Мужчина вспомнил синеглазую Ксению. Красивая невероятно, но чужая, холодная. Его Маришка тоже красива, но иной красотой. А Ксения – как фарфоровая кукла: можно только смотреть. Он в прежней жизни обходил таких стороной. А теперь вот женат…
– Да ладно, справимся, где наша не пропадала, – махнул Игорь рукой и, задрав голову вверх, громко спросил у пустоты: – Да же, Лиля?
В ответ на это послышалось тихое «мяу» за окном.
Занавески, отдернутые Костей ради зеркала, так и висели гармошкой у одной стороны, никто их не расправил. И потому ночное небо чернело квадратом Малевича на белом фоне больничной палаты. В этой черноте легким абрисом вырисовывался такой же черный силуэт кошки. Она сидел по ту сторону стекла, распахнув желтые глаза-плошки, и смотрела прямо на Игоря.
– В черном-черном городе, на черном-черном окне, сидит черная-черная кошка, – мрачно пошутил Игорь.
Кошка зажмурилась, погасив желтые фонари глаз, и беззвучно мяукнула, обнажая клыки и розовую мякоть пасти, будто засмеялась над шуткой.
– Все в порядке? – в палату заглянул Костя.
– Да, – ответил Игорь. – Костя, на каком мы этаже?
– На пятом, – озадачено ответил телохранитель и с подозрением покосился на незарешеченное окно.
Игорь проследил за его взглядом, но кошки там уже не было.

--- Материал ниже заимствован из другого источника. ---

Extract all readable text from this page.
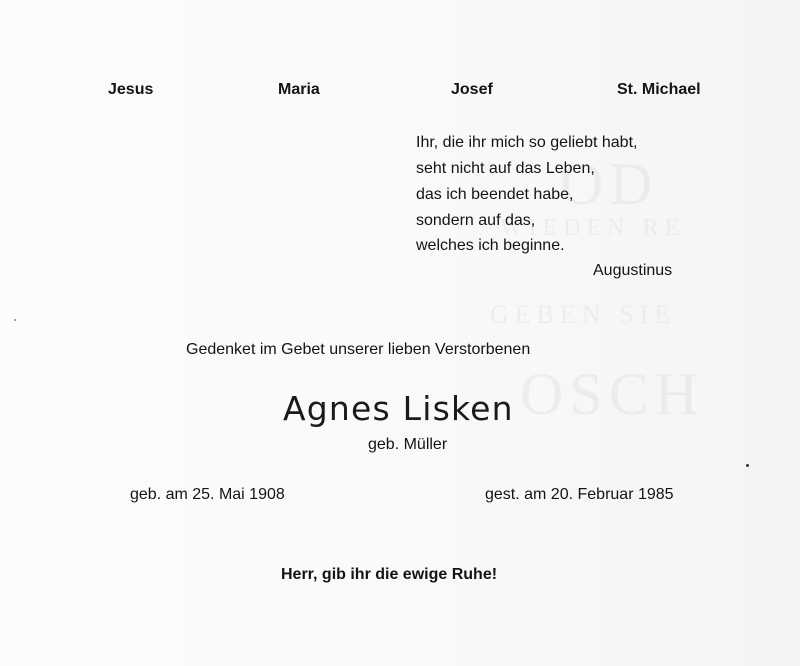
Jesus	Maria	Josef	St. Michael
Ihr, die ihr mich so geliebt habt,
seht nicht auf das Leben,
das ich beendet habe,
sondern auf das,
welches ich beginne.
Augustinus
Gedenket im Gebet unserer lieben Verstorbenen
Agnes Lisken
geb. Müller
geb. am 25. Mai 1908	gest. am 20. Februar 1985
Herr, gib ihr die ewige Ruhe!
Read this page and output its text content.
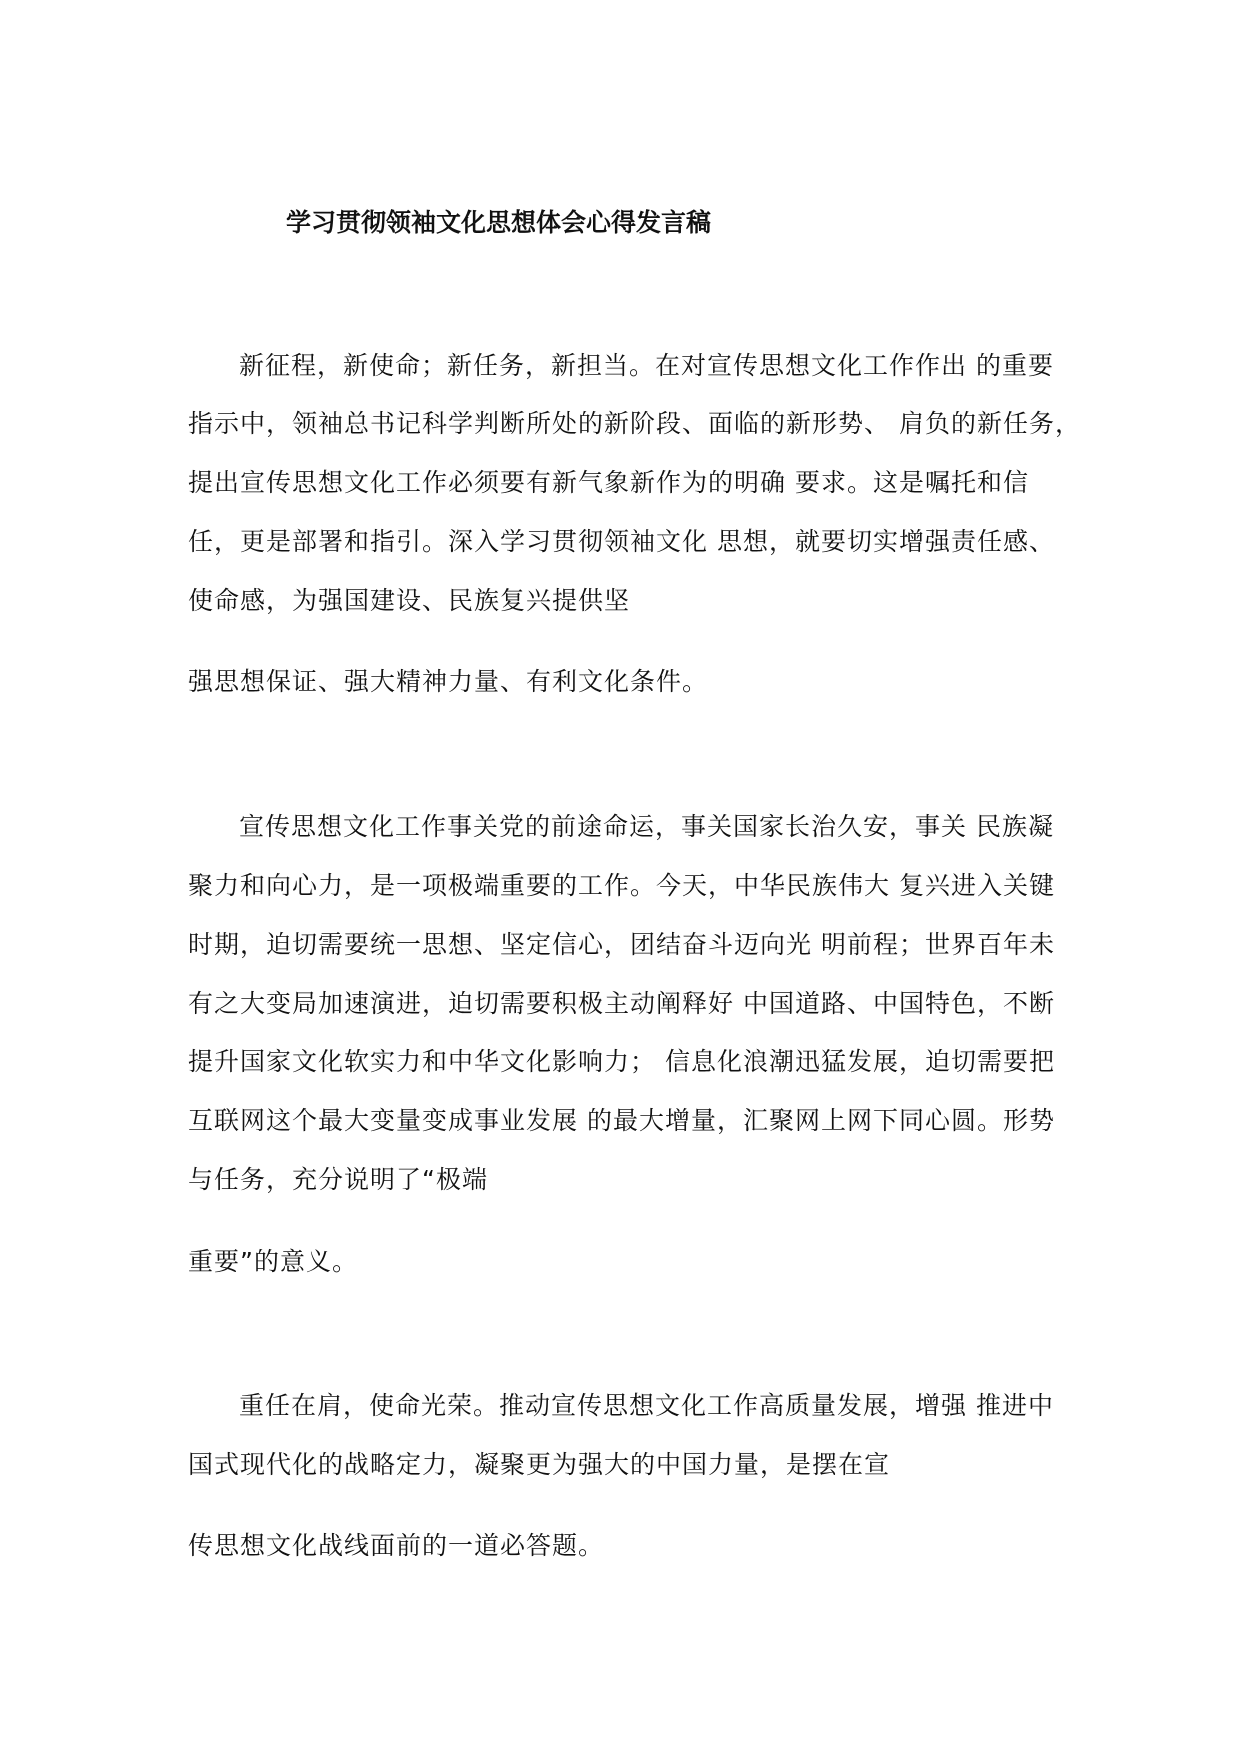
学习贯彻领袖文化思想体会心得发言稿
新征程，新使命；新任务，新担当。在对宣传思想文化工作作出 的重要
指示中，领袖总书记科学判断所处的新阶段、面临的新形势、 肩负的新任务，
提出宣传思想文化工作必须要有新气象新作为的明确 要求。这是嘱托和信
任，更是部署和指引。深入学习贯彻领袖文化 思想，就要切实增强责任感、
使命感，为强国建设、民族复兴提供坚
强思想保证、强大精神力量、有利文化条件。
宣传思想文化工作事关党的前途命运，事关国家长治久安，事关 民族凝
聚力和向心力，是一项极端重要的工作。今天，中华民族伟大 复兴进入关键
时期，迫切需要统一思想、坚定信心，团结奋斗迈向光 明前程；世界百年未
有之大变局加速演进，迫切需要积极主动阐释好 中国道路、中国特色，不断
提升国家文化软实力和中华文化影响力； 信息化浪潮迅猛发展，迫切需要把
互联网这个最大变量变成事业发展 的最大增量，汇聚网上网下同心圆。形势
与任务，充分说明了“极端
重要”的意义。
重任在肩，使命光荣。推动宣传思想文化工作高质量发展，增强 推进中
国式现代化的战略定力，凝聚更为强大的中国力量，是摆在宣
传思想文化战线面前的一道必答题。
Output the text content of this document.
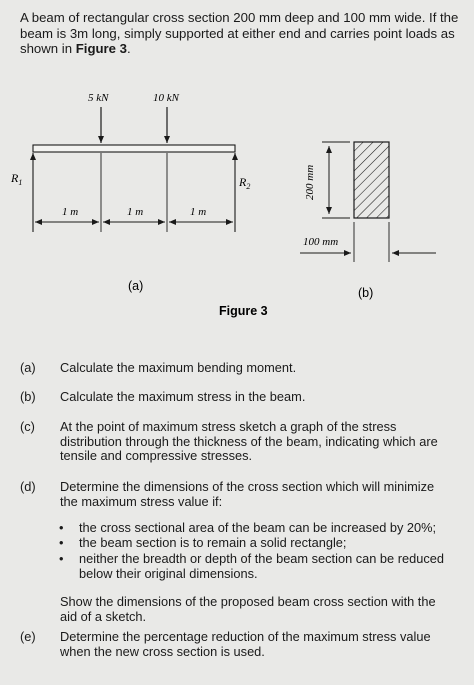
A beam of rectangular cross section 200 mm deep and 100 mm wide. If the beam is 3m long, simply supported at either end and carries point loads as shown in Figure 3.
5 kN	10 kN
$R_1$	$R_2$
1 m	1 m	1 m
200 mm
100 mm
(a)	(b)
Figure 3
(a) Calculate the maximum bending moment.
(b) Calculate the maximum stress in the beam.
(c) At the point of maximum stress sketch a graph of the stress distribution through the thickness of the beam, indicating which are tensile and compressive stresses.
(d) Determine the dimensions of the cross section which will minimize the maximum stress value if:
• the cross sectional area of the beam can be increased by 20%;
• the beam section is to remain a solid rectangle;
• neither the breadth or depth of the beam section can be reduced below their original dimensions.
Show the dimensions of the proposed beam cross section with the aid of a sketch.
(e) Determine the percentage reduction of the maximum stress value when the new cross section is used.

– Мне показалось, вы звали, – снова обратился к нему Костя, топчась на месте.
– Нет, это телек был. Все в порядке. Я посплю, пожалуй, можешь выключить свет?
Свет погас, темнота победила, соединив белую палату и черный город. И Игорь-Сергей… хотя теперь уже просто Игорь действительно забылся серым сном без сновидений.